Yetersiz beslenme,açlık ve gelir dağılımındaki eşitsizlik ne yazık ki,günümüzde dünya toplumlarının pek çoğunda,sorun olmaya devam etmektedir.Oysa,insanın varlığını devam ettirebilmesi için,yeme,içme,barınma,giyinme gibi fizyolojik ihtiyaçlarını asgari düzeyde karşılaması gerekmektedir.

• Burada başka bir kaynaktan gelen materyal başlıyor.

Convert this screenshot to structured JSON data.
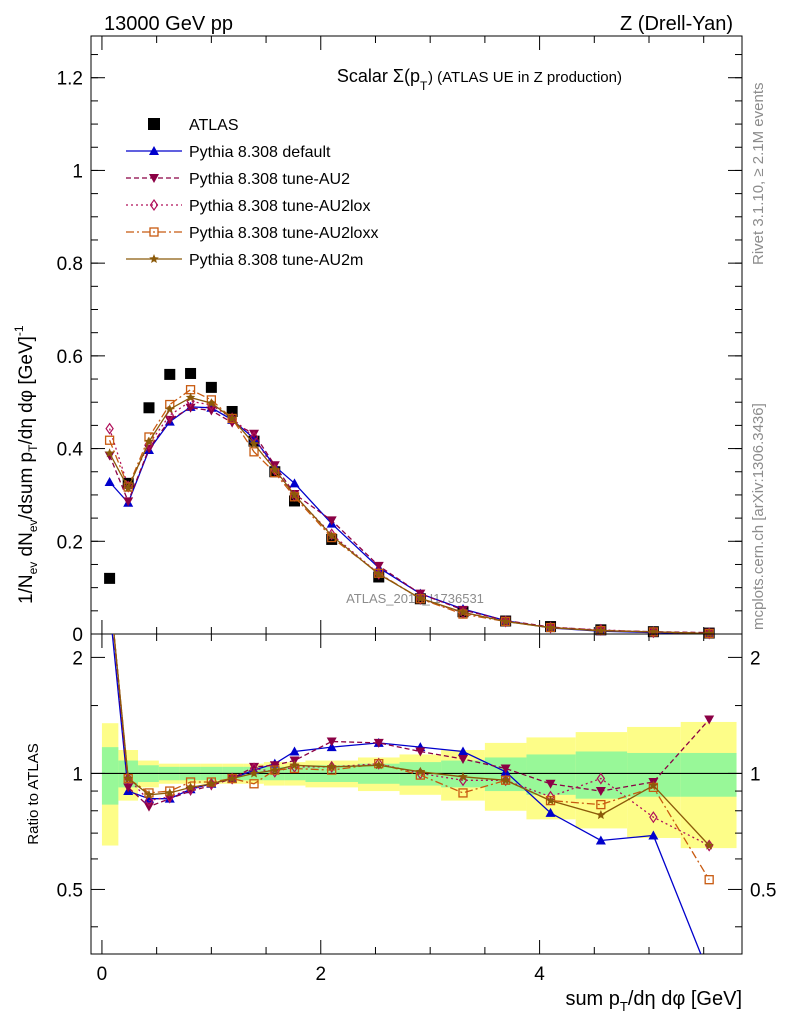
{
  "header": {
    "left": "13000 GeV pp",
    "right": "Z (Drell-Yan)"
  },
  "title": {
    "main": "Scalar Σ(p",
    "sub": "T",
    "tail": ") (ATLAS UE in Z production)"
  },
  "side_labels": {
    "rivet": "Rivet 3.1.10, ≥ 2.1M events",
    "mcplots": "mcplots.cern.ch [arXiv:1306.3436]"
  },
  "watermark": "ATLAS_2019_I1736531",
  "axes": {
    "ylabel_main": "1/N_ev dN_ev/dsum p_T/dη dφ [GeV]^-1",
    "ylabel_ratio": "Ratio to ATLAS",
    "xlabel": "sum p_T/dη dφ [GeV]"
  },
  "legend": {
    "position": "top-left",
    "entries": [
      {
        "label": "ATLAS",
        "color": "#000000",
        "marker": "square-filled",
        "dash": ""
      },
      {
        "label": "Pythia 8.308 default",
        "color": "#0000cc",
        "marker": "triangle-up",
        "dash": ""
      },
      {
        "label": "Pythia 8.308 tune-AU2",
        "color": "#8b0045",
        "marker": "triangle-down",
        "dash": "5,3"
      },
      {
        "label": "Pythia 8.308 tune-AU2lox",
        "color": "#b0105a",
        "marker": "diamond-open",
        "dash": "2,3"
      },
      {
        "label": "Pythia 8.308 tune-AU2loxx",
        "color": "#c85a10",
        "marker": "square-open",
        "dash": "8,3,2,3"
      },
      {
        "label": "Pythia 8.308 tune-AU2m",
        "color": "#8b5a0a",
        "marker": "star",
        "dash": ""
      }
    ]
  },
  "chart_data": [
    {
      "type": "scatter",
      "panel": "main",
      "xlim": [
        -0.1,
        5.85
      ],
      "ylim": [
        0,
        1.29
      ],
      "xticks": [
        0,
        2,
        4
      ],
      "yticks": [
        0,
        0.2,
        0.4,
        0.6,
        0.8,
        1,
        1.2
      ],
      "ytick_labels": [
        "0",
        "0.2",
        "0.4",
        "0.6",
        "0.8",
        "1",
        "1.2"
      ],
      "x": [
        0.07,
        0.24,
        0.43,
        0.62,
        0.81,
        1.0,
        1.19,
        1.39,
        1.58,
        1.76,
        2.1,
        2.53,
        2.91,
        3.3,
        3.69,
        4.1,
        4.56,
        5.04,
        5.55
      ],
      "series": [
        {
          "name": "ATLAS",
          "values": [
            0.12,
            0.325,
            0.488,
            0.56,
            0.562,
            0.532,
            0.48,
            0.416,
            0.35,
            0.287,
            0.204,
            0.123,
            0.076,
            0.048,
            0.028,
            0.016,
            0.009,
            0.005,
            0.002
          ]
        },
        {
          "name": "Pythia 8.308 default",
          "values": [
            0.328,
            0.283,
            0.397,
            0.458,
            0.49,
            0.488,
            0.462,
            0.422,
            0.362,
            0.325,
            0.238,
            0.143,
            0.087,
            0.054,
            0.029,
            0.013,
            0.006,
            0.003,
            0.0005
          ]
        },
        {
          "name": "Pythia 8.308 tune-AU2",
          "values": [
            0.385,
            0.286,
            0.4,
            0.462,
            0.488,
            0.482,
            0.456,
            0.432,
            0.364,
            0.302,
            0.245,
            0.147,
            0.087,
            0.052,
            0.029,
            0.015,
            0.008,
            0.005,
            0.003
          ]
        },
        {
          "name": "Pythia 8.308 tune-AU2lox",
          "values": [
            0.443,
            0.318,
            0.41,
            0.472,
            0.502,
            0.494,
            0.465,
            0.425,
            0.354,
            0.298,
            0.215,
            0.13,
            0.076,
            0.046,
            0.027,
            0.014,
            0.009,
            0.004,
            0.0013
          ]
        },
        {
          "name": "Pythia 8.308 tune-AU2loxx",
          "values": [
            0.418,
            0.317,
            0.425,
            0.495,
            0.527,
            0.505,
            0.465,
            0.393,
            0.348,
            0.296,
            0.208,
            0.131,
            0.076,
            0.043,
            0.027,
            0.014,
            0.0075,
            0.0045,
            0.001
          ]
        },
        {
          "name": "Pythia 8.308 tune-AU2m",
          "values": [
            0.39,
            0.315,
            0.415,
            0.485,
            0.51,
            0.498,
            0.465,
            0.41,
            0.355,
            0.3,
            0.212,
            0.129,
            0.077,
            0.047,
            0.027,
            0.0135,
            0.007,
            0.0045,
            0.0013
          ]
        }
      ]
    },
    {
      "type": "line",
      "panel": "ratio",
      "xlim": [
        -0.1,
        5.85
      ],
      "ylim": [
        0.34,
        2.3
      ],
      "ylog": true,
      "yticks": [
        0.5,
        1,
        2
      ],
      "ytick_labels": [
        "0.5",
        "1",
        "2"
      ],
      "xticks": [
        0,
        2,
        4
      ],
      "xtick_labels": [
        "0",
        "2",
        "4"
      ],
      "bin_edges": [
        0,
        0.15,
        0.33,
        0.52,
        0.71,
        0.9,
        1.1,
        1.29,
        1.48,
        1.67,
        1.86,
        2.34,
        2.72,
        3.1,
        3.5,
        3.88,
        4.33,
        4.8,
        5.29,
        5.8
      ],
      "band_green": [
        0.17,
        0.08,
        0.05,
        0.04,
        0.04,
        0.04,
        0.04,
        0.04,
        0.04,
        0.04,
        0.05,
        0.06,
        0.07,
        0.08,
        0.1,
        0.12,
        0.14,
        0.13,
        0.13
      ],
      "band_yellow": [
        0.35,
        0.15,
        0.08,
        0.06,
        0.06,
        0.06,
        0.06,
        0.06,
        0.07,
        0.07,
        0.08,
        0.1,
        0.12,
        0.15,
        0.2,
        0.24,
        0.28,
        0.32,
        0.36
      ],
      "x": [
        0.07,
        0.24,
        0.43,
        0.62,
        0.81,
        1.0,
        1.19,
        1.39,
        1.58,
        1.76,
        2.1,
        2.53,
        2.91,
        3.3,
        3.69,
        4.1,
        4.56,
        5.04,
        5.55
      ],
      "series": [
        {
          "name": "Pythia 8.308 default",
          "values": [
            2.7,
            0.9,
            0.86,
            0.86,
            0.91,
            0.94,
            0.97,
            1.02,
            1.06,
            1.14,
            1.17,
            1.2,
            1.17,
            1.14,
            1.01,
            0.79,
            0.67,
            0.69,
            0.3
          ]
        },
        {
          "name": "Pythia 8.308 tune-AU2",
          "values": [
            3.0,
            0.92,
            0.82,
            0.86,
            0.9,
            0.93,
            0.97,
            1.04,
            1.05,
            1.08,
            1.21,
            1.2,
            1.14,
            1.09,
            1.03,
            0.94,
            0.9,
            0.95,
            1.38
          ]
        },
        {
          "name": "Pythia 8.308 tune-AU2lox",
          "values": [
            3.0,
            0.97,
            0.85,
            0.87,
            0.91,
            0.94,
            0.97,
            1.03,
            1.01,
            1.04,
            1.04,
            1.06,
            1.0,
            0.96,
            0.96,
            0.87,
            0.97,
            0.77,
            0.65
          ]
        },
        {
          "name": "Pythia 8.308 tune-AU2loxx",
          "values": [
            3.0,
            0.97,
            0.89,
            0.9,
            0.95,
            0.95,
            0.97,
            0.94,
            1.02,
            1.03,
            1.02,
            1.06,
            0.99,
            0.89,
            0.96,
            0.85,
            0.83,
            0.92,
            0.53
          ]
        },
        {
          "name": "Pythia 8.308 tune-AU2m",
          "values": [
            3.0,
            0.97,
            0.88,
            0.89,
            0.92,
            0.94,
            0.97,
            1.0,
            1.02,
            1.05,
            1.04,
            1.05,
            1.01,
            0.98,
            0.96,
            0.85,
            0.78,
            0.93,
            0.65
          ]
        }
      ]
    }
  ]
}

        Bu nedenle, insan kendisinin ve yakınlarının zorunlu ihtiyaçlarını karşılamak,içinde yaşadığı topluma faydalı olmak için,devamlı surette çalışmak mecburiyetindedir.Zira ailesinin rızkını temin etmek üzere meşru yollardan çalışmak,kazanmak,üretmek,bir kimseye ibadet sevabı kazandıran erdemli bir davranıştır.Çünkü;’’İnsanın yediği şeylerin en güzeli,kendi kazancından olandır.’’(Nesai,Büyu’,1)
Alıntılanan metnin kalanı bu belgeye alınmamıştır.